Boarding bridge

Airplanes prepare to dock at the Killeen-Fort Hood Regional Airport in June 2018.

Killeen-Fort Hood Regional Airport experienced a few delays from weather related damage at the Dallas-Fort Worth International Airport, but have returned to business as usual.

Four flights out of Killeen-Fort Hood Regional Airport were delayed Wednesday as a result of the storm that caused damage to aircraft, bridges and equipment at DFW Wednesday, according to Matt Van Valkenburg, Killeen’s aviation director.

He said the delays might also have stemmed from a trickle-down effect from the storms in the Midwest, but there were no additional delays Thursday.

The blizzards in Denver caused at least 35 flight cancellations at the Austin-Bergstrom International Airport, and four delays of flights coming in from Denver, according Derick Hackett, spokesperson for the Austin airport.

Dangerous ground blizzard conditions were expected to diminish in Denver through late Thursday, according to a report from the National Weather Service out of Boulder, Colorado. The blizzard conditions were expected to spread into the Nebraska Panhandle, the report said.

Van Valkenburg suggested travelers do due diligence to be sure their flights are anticipated to be on time.

“We recommend calling the airline — they all have 1-800 numbers or websites where you can check directly on your flight,” Van Valkenburg said. “The best thing you can do is check directly with the airline and be sure your plane is going to be on time or see if there will be a delay.”

If there might be a delay, travelers should plan to arrive at their destination earlier than absolutely necessary to leave ample time to be rescheduled, Van Valkenburg said.

“Honestly, that goes back to doing their homework,” Van Valkenburg said. “Thankfully they can check on a lot of that information from home so they don’t have to be inconvenienced from somewhere else.”

In addition to weather delays and cancellations, the Austin-Bergstrom International Airport had one airplane grounded due to the Federal Aviation Administration’s ban on Boeing 737 Max aircrafts.

The FAA ordered the temporary grounding of Boeing 737 Max aircraft during the investigation of the fatal crash of Ethiopian Airline flight 302.

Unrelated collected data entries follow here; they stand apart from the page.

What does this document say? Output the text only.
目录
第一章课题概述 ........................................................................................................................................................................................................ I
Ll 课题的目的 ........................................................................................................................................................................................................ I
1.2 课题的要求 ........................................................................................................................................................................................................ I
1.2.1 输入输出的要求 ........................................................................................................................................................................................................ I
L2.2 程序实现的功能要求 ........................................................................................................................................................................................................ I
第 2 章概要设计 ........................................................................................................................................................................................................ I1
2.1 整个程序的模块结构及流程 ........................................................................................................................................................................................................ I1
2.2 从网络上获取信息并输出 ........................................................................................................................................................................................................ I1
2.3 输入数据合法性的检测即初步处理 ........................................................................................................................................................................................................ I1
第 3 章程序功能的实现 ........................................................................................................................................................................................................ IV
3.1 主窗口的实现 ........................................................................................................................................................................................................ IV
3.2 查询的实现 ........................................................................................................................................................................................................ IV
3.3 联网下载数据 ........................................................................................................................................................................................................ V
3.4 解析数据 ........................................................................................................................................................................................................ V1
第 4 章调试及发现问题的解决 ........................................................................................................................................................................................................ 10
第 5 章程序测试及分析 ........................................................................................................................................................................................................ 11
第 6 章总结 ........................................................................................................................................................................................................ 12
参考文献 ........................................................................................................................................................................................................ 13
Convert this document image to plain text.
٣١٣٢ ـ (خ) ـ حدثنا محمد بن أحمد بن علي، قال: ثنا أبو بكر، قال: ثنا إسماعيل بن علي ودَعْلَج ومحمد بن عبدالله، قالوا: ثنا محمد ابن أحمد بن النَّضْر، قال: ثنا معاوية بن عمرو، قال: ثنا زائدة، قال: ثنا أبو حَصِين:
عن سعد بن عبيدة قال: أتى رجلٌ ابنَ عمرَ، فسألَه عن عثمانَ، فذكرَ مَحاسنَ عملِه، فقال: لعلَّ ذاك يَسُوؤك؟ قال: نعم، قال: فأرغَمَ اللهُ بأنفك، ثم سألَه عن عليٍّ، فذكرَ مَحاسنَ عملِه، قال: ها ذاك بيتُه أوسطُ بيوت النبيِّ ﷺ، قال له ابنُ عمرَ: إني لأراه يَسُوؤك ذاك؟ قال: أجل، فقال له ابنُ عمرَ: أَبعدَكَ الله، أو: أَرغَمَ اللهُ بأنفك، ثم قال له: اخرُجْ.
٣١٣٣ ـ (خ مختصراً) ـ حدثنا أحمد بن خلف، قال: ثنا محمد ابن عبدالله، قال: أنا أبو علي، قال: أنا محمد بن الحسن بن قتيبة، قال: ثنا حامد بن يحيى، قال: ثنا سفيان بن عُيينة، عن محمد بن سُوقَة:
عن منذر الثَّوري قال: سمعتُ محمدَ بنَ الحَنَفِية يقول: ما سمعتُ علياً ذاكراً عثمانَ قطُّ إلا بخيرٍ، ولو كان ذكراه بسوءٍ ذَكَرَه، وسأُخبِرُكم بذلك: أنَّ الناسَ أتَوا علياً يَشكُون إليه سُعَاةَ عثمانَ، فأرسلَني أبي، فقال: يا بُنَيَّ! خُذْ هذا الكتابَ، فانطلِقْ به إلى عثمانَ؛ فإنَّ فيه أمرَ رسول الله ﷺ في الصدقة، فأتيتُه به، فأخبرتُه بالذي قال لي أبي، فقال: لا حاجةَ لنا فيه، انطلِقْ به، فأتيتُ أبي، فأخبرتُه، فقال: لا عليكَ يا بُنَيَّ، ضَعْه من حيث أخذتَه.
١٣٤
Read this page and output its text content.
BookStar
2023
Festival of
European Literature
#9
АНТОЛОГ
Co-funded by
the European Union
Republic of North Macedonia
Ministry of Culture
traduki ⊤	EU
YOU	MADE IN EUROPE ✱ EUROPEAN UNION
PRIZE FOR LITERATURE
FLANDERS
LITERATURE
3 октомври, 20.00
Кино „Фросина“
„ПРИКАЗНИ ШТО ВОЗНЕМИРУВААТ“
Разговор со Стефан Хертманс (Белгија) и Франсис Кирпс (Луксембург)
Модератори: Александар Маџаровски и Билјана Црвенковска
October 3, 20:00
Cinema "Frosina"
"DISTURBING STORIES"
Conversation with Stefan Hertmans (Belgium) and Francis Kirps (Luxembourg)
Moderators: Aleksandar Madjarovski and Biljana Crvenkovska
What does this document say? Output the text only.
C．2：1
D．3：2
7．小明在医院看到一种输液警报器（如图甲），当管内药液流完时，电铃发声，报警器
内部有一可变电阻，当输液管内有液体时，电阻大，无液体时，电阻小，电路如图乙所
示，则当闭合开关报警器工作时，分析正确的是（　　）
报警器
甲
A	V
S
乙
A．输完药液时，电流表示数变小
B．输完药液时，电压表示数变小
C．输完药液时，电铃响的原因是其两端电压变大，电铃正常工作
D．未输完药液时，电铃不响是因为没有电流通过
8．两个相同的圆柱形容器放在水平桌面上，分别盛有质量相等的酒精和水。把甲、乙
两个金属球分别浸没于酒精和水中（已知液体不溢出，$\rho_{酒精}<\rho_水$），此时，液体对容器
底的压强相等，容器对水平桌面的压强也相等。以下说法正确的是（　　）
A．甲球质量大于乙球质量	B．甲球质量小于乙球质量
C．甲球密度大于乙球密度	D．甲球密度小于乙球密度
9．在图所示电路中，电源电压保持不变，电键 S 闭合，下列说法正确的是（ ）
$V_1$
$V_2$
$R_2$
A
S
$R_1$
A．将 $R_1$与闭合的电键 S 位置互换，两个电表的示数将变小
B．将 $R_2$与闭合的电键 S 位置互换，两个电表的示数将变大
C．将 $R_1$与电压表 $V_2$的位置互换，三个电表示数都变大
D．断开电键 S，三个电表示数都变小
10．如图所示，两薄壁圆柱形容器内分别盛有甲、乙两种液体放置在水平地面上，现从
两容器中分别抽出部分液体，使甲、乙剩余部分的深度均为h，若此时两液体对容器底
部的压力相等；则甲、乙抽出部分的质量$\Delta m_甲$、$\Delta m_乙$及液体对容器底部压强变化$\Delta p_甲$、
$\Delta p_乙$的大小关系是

“The agency made this decision as a result of the data gathering process and new evidence collected at the site and analyzed today,” according to a statement released by the FAA. “The grounding will remain in effect pending further investigation, including examination of information from the aircraft’s flight data recorders and cockpit voice recorders.”

Passengers from the plane grounded at Austin-Bergstrom International Airport were reassigned to different aircrafts for the duration of their trip.

“All of the airlines did a good job rebooking passengers to be sure they were able to continue their flight,” Hackett said.